• In prosecutions under the Queensland Work Health and Safety (WHS) laws, the Industrial Magistrate hearing the matter has the discretion to not record a conviction. Often, the object of securing a non-recorded conviction is to protect the Defendant’s brand. Importantly, a non-recorded conviction does not need to be disclosed in certain situations (for example in tenders, or in foreign visa applications).
  • Until now the Queensland WHS regulator has published the identity of parties who are convicted, whether a conviction is recorded or not.
  • Recently the Supreme Court in Queensland found that the regulator’s publication of a party’s details on its website where no conviction was recorded, was unlawful.
  • The court’s discretion whether to record convictions when passing sentence will now be considered in greater detail during WHS prosecutions.
  • Parties whose identifying details appear on the Queensland Workplace Health and Safety Prosecution List webpage can require the regulator to remove their details where no conviction was recorded. That would avoid Google type searches identifying them in relation to the conviction.

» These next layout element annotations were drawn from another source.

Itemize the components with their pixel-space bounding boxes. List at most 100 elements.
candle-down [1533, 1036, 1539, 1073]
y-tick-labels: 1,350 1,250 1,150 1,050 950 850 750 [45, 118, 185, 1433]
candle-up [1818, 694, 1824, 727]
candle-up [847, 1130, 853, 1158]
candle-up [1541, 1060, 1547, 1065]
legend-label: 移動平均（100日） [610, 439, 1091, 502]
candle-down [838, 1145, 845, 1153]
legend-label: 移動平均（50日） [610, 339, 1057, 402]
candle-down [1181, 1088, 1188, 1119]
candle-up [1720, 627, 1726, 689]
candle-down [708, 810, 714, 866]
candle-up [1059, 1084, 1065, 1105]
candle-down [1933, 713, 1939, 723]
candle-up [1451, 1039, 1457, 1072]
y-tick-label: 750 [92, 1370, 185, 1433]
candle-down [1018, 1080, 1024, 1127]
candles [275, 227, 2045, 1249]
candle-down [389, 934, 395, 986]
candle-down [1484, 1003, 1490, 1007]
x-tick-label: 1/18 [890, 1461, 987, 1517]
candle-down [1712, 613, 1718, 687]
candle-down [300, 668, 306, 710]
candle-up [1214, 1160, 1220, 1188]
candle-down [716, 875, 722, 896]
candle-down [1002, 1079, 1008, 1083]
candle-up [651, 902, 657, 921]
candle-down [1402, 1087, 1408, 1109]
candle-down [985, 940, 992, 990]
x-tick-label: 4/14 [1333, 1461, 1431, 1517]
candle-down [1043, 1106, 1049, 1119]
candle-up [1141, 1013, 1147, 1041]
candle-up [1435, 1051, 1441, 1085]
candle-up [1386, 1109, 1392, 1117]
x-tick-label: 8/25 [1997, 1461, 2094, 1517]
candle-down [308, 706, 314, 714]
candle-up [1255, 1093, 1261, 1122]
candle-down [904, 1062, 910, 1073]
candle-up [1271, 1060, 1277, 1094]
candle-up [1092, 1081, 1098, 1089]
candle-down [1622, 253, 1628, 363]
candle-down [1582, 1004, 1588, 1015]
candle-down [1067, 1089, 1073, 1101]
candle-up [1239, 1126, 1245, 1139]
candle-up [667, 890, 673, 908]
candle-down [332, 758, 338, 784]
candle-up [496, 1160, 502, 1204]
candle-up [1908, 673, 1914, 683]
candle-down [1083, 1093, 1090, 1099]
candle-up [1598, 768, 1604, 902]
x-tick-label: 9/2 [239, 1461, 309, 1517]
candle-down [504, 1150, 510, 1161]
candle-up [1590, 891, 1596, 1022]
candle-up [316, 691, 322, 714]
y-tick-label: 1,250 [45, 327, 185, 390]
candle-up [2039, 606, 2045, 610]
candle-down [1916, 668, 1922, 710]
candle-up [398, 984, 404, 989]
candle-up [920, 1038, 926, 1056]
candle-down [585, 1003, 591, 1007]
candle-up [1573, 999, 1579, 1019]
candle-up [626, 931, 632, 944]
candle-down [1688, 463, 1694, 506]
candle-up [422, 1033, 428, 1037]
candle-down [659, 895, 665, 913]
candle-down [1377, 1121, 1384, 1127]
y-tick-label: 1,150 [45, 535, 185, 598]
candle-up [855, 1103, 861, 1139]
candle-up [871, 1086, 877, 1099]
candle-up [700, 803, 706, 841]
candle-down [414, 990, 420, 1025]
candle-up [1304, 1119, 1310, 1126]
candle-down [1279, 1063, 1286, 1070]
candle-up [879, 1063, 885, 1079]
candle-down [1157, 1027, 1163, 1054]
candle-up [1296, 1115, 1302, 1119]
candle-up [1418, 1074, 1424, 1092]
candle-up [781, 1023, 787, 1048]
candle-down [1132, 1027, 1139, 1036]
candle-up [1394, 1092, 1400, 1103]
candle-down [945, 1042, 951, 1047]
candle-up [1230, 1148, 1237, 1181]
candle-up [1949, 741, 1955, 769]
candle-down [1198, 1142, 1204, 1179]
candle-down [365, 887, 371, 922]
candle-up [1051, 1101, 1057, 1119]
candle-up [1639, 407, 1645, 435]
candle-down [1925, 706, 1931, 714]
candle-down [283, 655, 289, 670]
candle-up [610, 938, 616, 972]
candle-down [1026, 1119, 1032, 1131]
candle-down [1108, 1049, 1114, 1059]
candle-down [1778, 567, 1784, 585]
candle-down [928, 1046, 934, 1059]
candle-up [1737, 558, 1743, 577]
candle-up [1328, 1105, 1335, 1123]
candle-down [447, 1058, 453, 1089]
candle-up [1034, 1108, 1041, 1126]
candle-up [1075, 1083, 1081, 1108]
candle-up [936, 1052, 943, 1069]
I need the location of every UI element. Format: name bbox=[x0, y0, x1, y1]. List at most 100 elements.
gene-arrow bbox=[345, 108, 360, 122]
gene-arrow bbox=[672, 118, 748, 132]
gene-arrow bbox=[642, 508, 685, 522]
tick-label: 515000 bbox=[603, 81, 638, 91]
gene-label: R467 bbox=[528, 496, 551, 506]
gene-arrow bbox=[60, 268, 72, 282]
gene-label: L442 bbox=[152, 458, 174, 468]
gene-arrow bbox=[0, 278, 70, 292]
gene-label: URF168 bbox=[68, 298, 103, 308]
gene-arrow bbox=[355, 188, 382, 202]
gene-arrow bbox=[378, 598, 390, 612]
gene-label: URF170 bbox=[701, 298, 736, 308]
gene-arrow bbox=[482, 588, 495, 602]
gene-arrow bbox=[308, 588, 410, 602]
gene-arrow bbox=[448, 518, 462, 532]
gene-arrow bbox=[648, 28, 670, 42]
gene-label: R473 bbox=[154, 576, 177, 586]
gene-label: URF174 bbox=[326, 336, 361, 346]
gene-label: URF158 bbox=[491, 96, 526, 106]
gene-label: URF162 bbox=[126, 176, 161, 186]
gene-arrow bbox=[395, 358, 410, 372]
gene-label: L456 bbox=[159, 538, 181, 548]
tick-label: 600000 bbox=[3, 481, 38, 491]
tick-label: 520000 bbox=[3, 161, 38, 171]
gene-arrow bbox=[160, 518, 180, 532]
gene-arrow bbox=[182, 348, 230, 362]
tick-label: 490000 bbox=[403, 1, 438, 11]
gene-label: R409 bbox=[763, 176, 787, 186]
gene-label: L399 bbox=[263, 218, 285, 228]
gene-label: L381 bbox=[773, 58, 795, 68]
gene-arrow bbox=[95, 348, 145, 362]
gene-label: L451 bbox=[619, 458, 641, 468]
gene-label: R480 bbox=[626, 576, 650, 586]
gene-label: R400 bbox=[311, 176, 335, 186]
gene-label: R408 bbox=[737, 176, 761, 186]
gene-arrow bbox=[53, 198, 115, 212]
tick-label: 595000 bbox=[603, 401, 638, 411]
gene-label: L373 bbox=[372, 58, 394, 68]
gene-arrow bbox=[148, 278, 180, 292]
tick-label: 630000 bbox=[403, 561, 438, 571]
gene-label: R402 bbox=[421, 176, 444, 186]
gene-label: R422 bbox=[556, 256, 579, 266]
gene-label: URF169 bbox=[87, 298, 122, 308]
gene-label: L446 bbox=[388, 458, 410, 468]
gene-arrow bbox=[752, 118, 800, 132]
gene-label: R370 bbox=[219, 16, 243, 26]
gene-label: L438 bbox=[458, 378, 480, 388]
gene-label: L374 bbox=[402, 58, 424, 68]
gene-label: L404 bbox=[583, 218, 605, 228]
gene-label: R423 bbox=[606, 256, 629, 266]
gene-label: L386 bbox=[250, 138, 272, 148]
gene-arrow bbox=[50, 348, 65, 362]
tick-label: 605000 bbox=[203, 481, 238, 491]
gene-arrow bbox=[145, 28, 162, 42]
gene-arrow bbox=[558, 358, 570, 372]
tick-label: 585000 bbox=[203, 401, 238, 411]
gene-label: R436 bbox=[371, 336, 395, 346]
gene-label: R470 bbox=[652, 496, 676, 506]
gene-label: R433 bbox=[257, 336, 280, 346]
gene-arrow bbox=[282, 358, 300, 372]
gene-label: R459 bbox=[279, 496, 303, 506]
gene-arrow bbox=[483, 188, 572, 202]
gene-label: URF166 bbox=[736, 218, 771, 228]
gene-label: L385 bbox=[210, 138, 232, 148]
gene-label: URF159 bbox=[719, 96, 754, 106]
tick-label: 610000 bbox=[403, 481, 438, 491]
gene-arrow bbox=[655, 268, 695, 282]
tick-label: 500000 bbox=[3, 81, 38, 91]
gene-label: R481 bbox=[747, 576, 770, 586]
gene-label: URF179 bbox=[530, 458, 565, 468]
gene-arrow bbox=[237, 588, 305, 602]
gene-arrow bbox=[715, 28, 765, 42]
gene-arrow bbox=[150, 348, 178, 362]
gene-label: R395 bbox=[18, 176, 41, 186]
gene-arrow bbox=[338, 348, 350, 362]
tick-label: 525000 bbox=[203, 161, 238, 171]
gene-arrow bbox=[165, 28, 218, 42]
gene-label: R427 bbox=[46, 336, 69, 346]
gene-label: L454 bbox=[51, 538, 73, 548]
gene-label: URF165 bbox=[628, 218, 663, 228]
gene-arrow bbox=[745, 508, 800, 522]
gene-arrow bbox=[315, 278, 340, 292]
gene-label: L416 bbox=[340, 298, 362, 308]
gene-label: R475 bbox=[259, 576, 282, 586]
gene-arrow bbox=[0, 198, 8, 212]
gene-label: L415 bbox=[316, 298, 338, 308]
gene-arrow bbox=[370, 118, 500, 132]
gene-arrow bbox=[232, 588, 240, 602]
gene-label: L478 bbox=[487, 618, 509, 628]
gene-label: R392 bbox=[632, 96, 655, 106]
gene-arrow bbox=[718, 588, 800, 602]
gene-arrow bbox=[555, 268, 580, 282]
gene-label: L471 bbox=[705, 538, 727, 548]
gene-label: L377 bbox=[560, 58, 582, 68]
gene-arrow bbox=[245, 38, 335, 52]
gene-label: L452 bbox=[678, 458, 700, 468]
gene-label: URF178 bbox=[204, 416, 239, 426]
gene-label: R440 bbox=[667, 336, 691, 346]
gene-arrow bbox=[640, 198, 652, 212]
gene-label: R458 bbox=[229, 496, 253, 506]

DHG v State of Queensland (Represented by the Department of Justice and Attorney – General) [2013] QSC 89

In this case, the Applicant had pleaded guilty to an offence under Queensland workplace health and safety legislation. The Industrial Magistrate ordered that no conviction be recorded. She went further and made complimentary remarks about the character of the Applicant. The Respondent (Workplace Health and Safety Queensland) published on its website details of the Applicant’s plea and sentence.

Section 12(3)(b) of the Penalties and Sentences Act 1992 (Qld) (the Act) applies to a conviction where the court orders ‘no conviction be recorded’. It provides (as relevant) that the conviction must not be entered in any records except the records of the court and the offender’s criminal history, except that it may be entered in a record kept by a department or a prosecuting authority if it is necessary for the legitimate performance of the functions of the department or prosecuting authority.

Herbert Smith Freehills acted for the Applicant arguing that the Prosecution List website publication amounted to a permanent record and was contrary to the Act. Conversely, Workplace Health and Safety Queensland argued that the publication was intended to be an information sharing process to raise awareness of work health and safety laws which was temporary in nature being intended to appear for only five years.

The Supreme Court held that the publication was a breach of s.12(3)(b) of the Act and was not necessary for the legitimate functions of the regulator. The court stated “Identification of a particular offender who has the benefit of an order that no conviction be recorded adds nothing, unless it is intended that by naming the offender, fellow employees or commercial organisations may have regard to the circumstances of the conviction in determining whether to work with the offender, or to enter into contractual relationships with the offender. Such a purpose is contrary to the rationale for the discretionary power in s.12 of the Act”. The court also held that the Work Health and Safety Act 2011 (Qld) did not contain an implied intention that would override this effect.1

There are many individuals and corporations, convicted in Queensland of a work health and safety offence with an order that ‘no conviction be recorded’. Each of these parties can now require that the regulator remove their identifying details from any publication.

An important consequence of this decision, is that the discretion of a trial court not to record a conviction will be of greater significance in any prosecutions going forward. This matter, which has until now been given only cursory attention at sentencing hearings, will be contentiously argued where the regulator sees a publication as desirable.